Surridge was a surprise hire in 2017, a menswear designer enlisted to revive a brand long identified with a sultry sort of bohemianism. Designer Roberto Cavalli didn’t coin the term “glamazon,” but it was used to describe his kind of women and the sexy clothes he made for them countless times over the course of his career. In Surridge’s two years at the Italian label, he never quite latched onto the glamazon thing; he prefers order to earthiness. That said, the job wasn’t made easy for him: According to reports, resources were “scarce” and the design team was “underfunded.” Surridge was responsible for the little sister line, Just Cavalli, and a kid’s collection, too.
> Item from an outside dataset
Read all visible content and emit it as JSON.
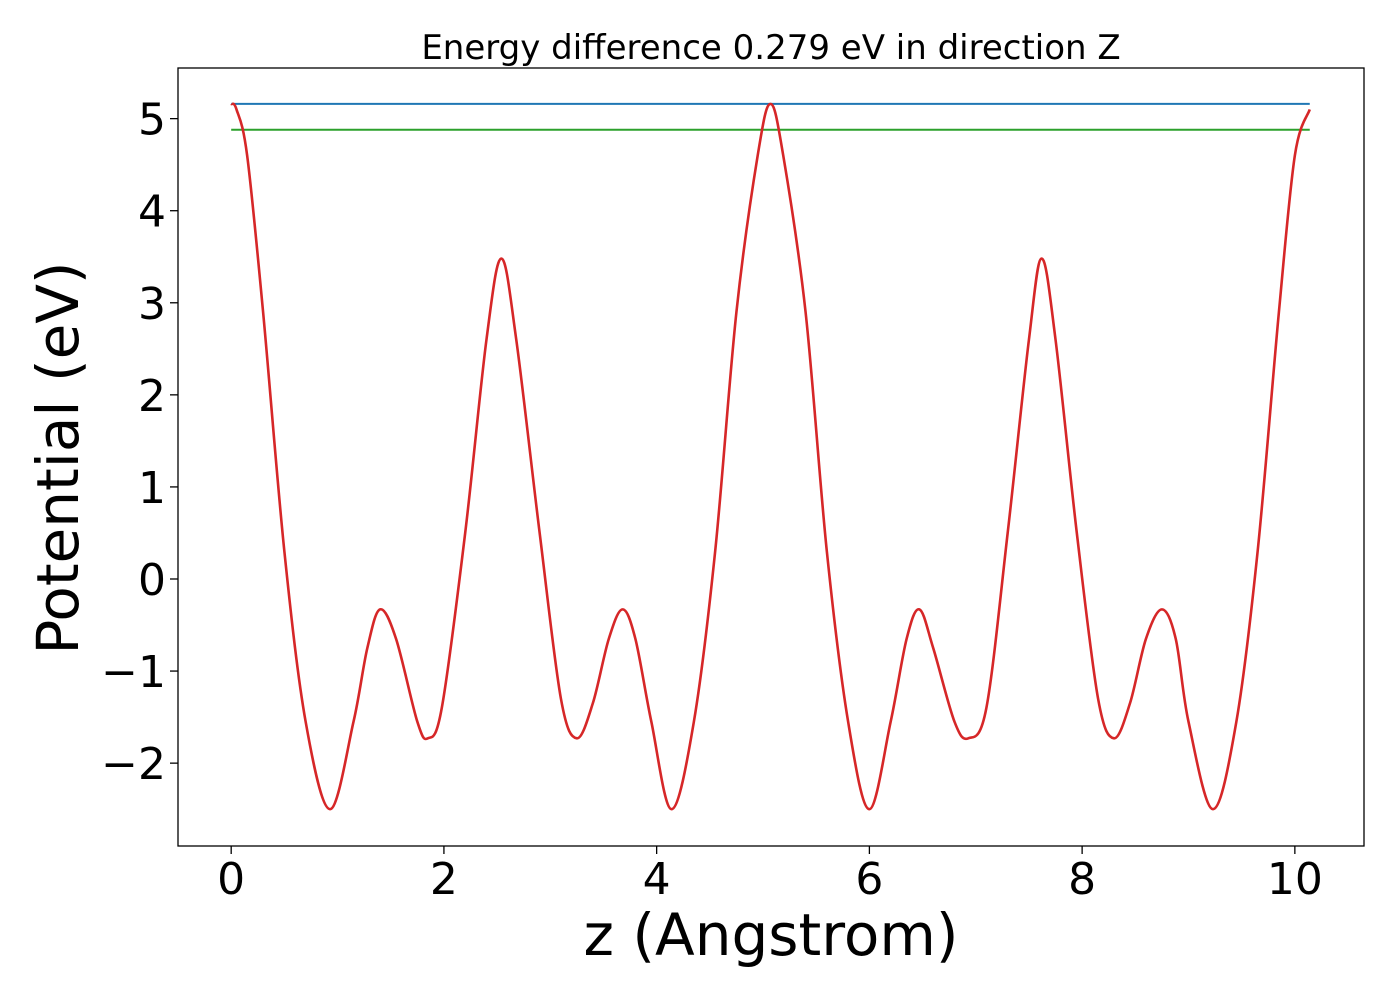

If those conditions persist, whoever steps into the creative director role next will face challenges. But, inevitably, Surridge’s departure will prompt discussion over who would be the right fit, especially considering that the most obvious guy for the job already came and left. Peter Dundas, who worked at Roberto Cavalli during its peak glamazon years, signed on after Cavalli’s retirement, but exited after just three runway seasons.
The disposability of creative directors is a systemic industry-wide problem, no doubt. The larger question in this specific case: Is Cavalli right for the times? Surridge understood that what he described as the house’s “considered vulgarity” didn’t quite jibe with fashion circa the late 2010s, which spans the hyper-accessorised camp of Alessandro Michele’s Gucci and the fashion-nun minimalism of Celine and The Row, leaving not much room for Cavalli-esque indulgence. He was right to try to tweak the formula. But let’s face it, “mankiller” is just not the mood of the moment. Chalk it up to the #MeToo movement, to the six female Democratic U.S. presidential nominee contenders, to the post-Victoria’s Secret revolution of the lingerie industry… chalk it up to whatever, but “sexy” as Roberto Cavalli knew it feels like a dated concept in 2019.
The best idea I’ve heard for Roberto Cavalli? Hire a female creative director. With gender dynamics shifting everywhere from Capitol Hill to Hollywood, and a new generation coming up that rejects the binary thinking that gave us the objectifying male gaze, it should be a woman who redefines what Cavalli’s brand of sexy is for the new decade. All the more so because since Cavalli’s heyday, a new class of women designers has come up, and they have novel ways of thinking about the subject—women like Nicky Zimmermann of the Aussie line Zimmermann, Carly Cushnie of New York’s Cushnie brand, and Beckett Fogg, who designs the red-hot Area label with Piotrek Panszczyk. It could even be The Attico’s Gilda Ambrosio and Giorgia Tordini, whose hundreds of thousands of Instagram followers want to dress with the kind of swaggering attitude and sense of fun that they do, especially after dark.
Whoever steps in, let’s hope they get a longer run than that of Surridge or his predecessor.